ECB policy makers will meet again on September 8th to decide on interest rates.
After two rises in 2011 – bringing the rate to 1.5% it is looking very likely that rates will not rise again for several months.
ECBPresident Jean-Claude Trichet acknowledged last week that developed economies face “formidable challenges”. He hinted that the ECB might reconsider its long-term inflation warning.
Today – Goodbody stockbrokers said that they now see the ECB cutting interest rates in 2012 by 0.5%, (down to 1%) .
Earlier this week – Jennifer McKeown, senior European economist at Capital Economics Ltd. said that the “chance of further interest-rate hikes has evaporated and a reversal of earlier increases now seems more likely. We have penciled in 25 basis-point interest rate cuts in December and March.”
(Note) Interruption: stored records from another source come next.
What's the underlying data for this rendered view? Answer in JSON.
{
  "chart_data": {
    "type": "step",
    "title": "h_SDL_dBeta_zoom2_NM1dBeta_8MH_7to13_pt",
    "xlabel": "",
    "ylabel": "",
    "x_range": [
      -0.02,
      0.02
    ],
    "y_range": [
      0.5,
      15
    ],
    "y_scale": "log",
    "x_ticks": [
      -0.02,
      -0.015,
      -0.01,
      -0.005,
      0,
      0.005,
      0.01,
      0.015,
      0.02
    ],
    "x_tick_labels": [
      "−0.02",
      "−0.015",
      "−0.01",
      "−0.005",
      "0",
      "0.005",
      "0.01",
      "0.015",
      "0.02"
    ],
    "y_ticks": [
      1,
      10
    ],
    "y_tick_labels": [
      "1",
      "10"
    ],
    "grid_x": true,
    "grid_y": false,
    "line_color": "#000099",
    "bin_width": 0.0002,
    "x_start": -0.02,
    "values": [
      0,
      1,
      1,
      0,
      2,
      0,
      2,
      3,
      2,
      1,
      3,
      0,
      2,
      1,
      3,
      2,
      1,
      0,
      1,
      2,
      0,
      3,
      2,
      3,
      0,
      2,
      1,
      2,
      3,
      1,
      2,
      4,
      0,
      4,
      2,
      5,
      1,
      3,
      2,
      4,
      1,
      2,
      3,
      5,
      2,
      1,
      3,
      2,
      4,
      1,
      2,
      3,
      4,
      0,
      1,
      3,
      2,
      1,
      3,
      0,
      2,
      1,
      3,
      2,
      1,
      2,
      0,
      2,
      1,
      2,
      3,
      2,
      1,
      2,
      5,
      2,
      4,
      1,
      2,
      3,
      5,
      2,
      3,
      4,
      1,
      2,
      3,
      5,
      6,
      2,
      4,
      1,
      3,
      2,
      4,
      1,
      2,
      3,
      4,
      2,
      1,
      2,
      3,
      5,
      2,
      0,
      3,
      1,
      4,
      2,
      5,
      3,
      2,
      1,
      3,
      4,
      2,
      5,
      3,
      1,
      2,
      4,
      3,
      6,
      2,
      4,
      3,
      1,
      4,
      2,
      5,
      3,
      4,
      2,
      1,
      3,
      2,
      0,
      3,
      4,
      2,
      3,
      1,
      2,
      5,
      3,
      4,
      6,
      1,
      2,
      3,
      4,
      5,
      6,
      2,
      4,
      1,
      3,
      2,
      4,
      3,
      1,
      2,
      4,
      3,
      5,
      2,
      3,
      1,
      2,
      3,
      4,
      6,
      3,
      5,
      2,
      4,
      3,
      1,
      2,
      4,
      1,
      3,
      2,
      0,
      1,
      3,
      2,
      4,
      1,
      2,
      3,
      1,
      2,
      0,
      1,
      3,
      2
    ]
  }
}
Reuters – reported this week that ” Three-month Euribor futures — one of the main gauges of market expectations — show rates being cut to 1.25% as early as December 2012 and easing even further after that. They are not expected to return to their current 1.5 percent level until mid-2013.”
Also this week – Mohamed El-Erian, chief executive officer of Pacific Investment Management Co. said he thought that the European Central Bank will probably cut interest rates as the chance of a recession in the euro zone has risen to 50 percent.